Une position insensée qui va, nous dit-on, l’exposer hâtivement à la fermeture pure et simple de son entreprise pour remettre de l’ordre dans les lieux, préserver l’écosystème, la flore maritime ainsi que nos richesses halieutiques et, partant, la santé et la vie d’une population à court d’oxygène…
Une batterie de mesures urgentes
L’on apprend au dernier moment que les mesures prises au niveau régional viennent d’être consolidées et renforcées et leurs délais d’exécution avancés, pour rattraper le retard mis dans cette affaire. Et remettre les pendules à l’heure dans la situation environnementale. Voici donc les différentes mesures telles qu’actualisées par M. Mokhtar Hammami, ministre des Affaires locales et de l’Environnement.
– Le ministre des Collectivités locales et de l’Environnement a prévu d’adresser une mise en demeure à l’adresse des abattoirs de volailles les sommant de mettre en place leurs propres stations de prétraitement dans un délai ne dépassant pas le 15 février prochain. Une proposition de fermeture sera conjointement préconisée à leur encontre par le ministre de l’Industrie et la commune de Tazarka ou bien par le gouverneur de Nabeul.
– L’Onas s’engage à lancer un appel d’offres afférent à la mise en place d’un réseau spécifique, avec un point de prétraitement réservé aux 7 usines concernées.

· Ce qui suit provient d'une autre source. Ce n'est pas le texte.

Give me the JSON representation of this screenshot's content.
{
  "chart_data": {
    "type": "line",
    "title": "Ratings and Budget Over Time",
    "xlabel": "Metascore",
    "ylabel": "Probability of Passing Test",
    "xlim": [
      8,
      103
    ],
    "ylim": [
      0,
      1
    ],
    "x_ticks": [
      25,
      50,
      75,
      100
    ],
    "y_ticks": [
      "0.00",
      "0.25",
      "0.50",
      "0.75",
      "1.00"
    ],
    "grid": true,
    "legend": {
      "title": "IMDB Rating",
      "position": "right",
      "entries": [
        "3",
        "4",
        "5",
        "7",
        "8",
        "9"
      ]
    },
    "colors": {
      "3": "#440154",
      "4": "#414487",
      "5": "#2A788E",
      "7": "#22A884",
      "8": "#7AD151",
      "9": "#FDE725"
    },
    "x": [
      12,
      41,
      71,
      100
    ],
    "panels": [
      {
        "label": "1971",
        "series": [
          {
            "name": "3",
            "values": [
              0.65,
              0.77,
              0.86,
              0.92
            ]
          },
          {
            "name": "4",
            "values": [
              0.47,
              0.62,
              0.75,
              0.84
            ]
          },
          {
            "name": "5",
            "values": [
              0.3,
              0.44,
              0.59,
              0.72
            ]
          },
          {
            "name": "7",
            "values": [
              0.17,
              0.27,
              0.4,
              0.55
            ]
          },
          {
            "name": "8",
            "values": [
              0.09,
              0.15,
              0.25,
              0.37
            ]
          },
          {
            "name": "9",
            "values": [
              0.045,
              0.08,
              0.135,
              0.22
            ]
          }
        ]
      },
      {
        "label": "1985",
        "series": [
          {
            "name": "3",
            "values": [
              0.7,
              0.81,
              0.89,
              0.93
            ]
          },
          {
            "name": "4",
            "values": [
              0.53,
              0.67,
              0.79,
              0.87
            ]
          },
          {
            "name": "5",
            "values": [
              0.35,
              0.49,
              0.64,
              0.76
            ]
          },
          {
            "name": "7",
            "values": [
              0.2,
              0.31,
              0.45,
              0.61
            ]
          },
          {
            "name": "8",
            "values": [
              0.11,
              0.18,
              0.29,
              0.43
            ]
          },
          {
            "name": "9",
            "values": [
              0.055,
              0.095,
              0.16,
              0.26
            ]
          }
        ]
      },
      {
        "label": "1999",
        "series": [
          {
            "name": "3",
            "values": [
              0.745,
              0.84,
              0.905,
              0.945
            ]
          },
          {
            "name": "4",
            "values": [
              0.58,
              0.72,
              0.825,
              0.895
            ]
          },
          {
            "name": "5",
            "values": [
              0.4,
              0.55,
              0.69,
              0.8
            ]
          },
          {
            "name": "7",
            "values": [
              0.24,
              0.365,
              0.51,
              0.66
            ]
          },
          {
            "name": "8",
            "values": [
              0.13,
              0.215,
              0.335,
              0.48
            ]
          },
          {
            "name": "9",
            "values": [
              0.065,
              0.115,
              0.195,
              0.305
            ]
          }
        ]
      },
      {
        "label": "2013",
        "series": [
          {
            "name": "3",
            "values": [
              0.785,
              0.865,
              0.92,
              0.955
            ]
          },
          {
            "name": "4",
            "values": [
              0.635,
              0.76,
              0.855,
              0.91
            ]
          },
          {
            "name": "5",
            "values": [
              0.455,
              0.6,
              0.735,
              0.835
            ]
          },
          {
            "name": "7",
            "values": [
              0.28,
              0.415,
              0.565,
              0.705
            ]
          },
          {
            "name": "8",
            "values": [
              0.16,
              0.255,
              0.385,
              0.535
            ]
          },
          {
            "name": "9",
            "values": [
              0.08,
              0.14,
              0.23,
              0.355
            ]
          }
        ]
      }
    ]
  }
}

– Le directeur des Affaires juridiques du ministère Collectivités locales et de l’Environnement est chargé d’effectuer le suivi des procès-verbaux dressés contre l’unique usine ayant refusé toute collaboration avec les autorités publiques en vue de la régularisation de sa situation. Ceci en prévision de la fermeture de cette unité industrielle.
– Une contribution financière de cent cinquante mille dinars devra être débloquée pour la réalisation de la connexion en question, sans attendre la cosignature de la convention y afférente par le reste des usines.
– Le démarrage des travaux de curage des cours d’eau par l’Agence de protection et d’aménagement du littoral (Apal), à partir du début de mars prochain.
– L’entame de l’élaboration d’une étude hydrogéologique sur la capacité d’accueil de la lagune de Tazarka, selon un spécialiste en matière d’écologie. Et, il appartient à l’Apal de suivre de près et au jour le jour ce sujet sous le contrôle direct du département ad hoc.
Il est à espérer que cette série de mesures d’urgence calmera les esprits des Tazarkiens qui ont, tout compte fait, toutes les raisons de s’inquiéter sur le sort, le présent et l’avenir de leur plage et de leur lagune ; ces précieux «cadeaux du ciel» dont ils sont si fiers et si jaloux. Ceci sans oublier que ces mesures ne manqueraient pas de mettre du baume au cœur des nombreux vacanciers longtemps fidèles à cette splendide cité avec ses eaux limpides et ondulantes, pour donner, chaque été, une ambiance de fête et de kermesse partagée avec les autochtones si réputés par leur amabilité, leur bonté et leur accueil chaleureux ancestraux.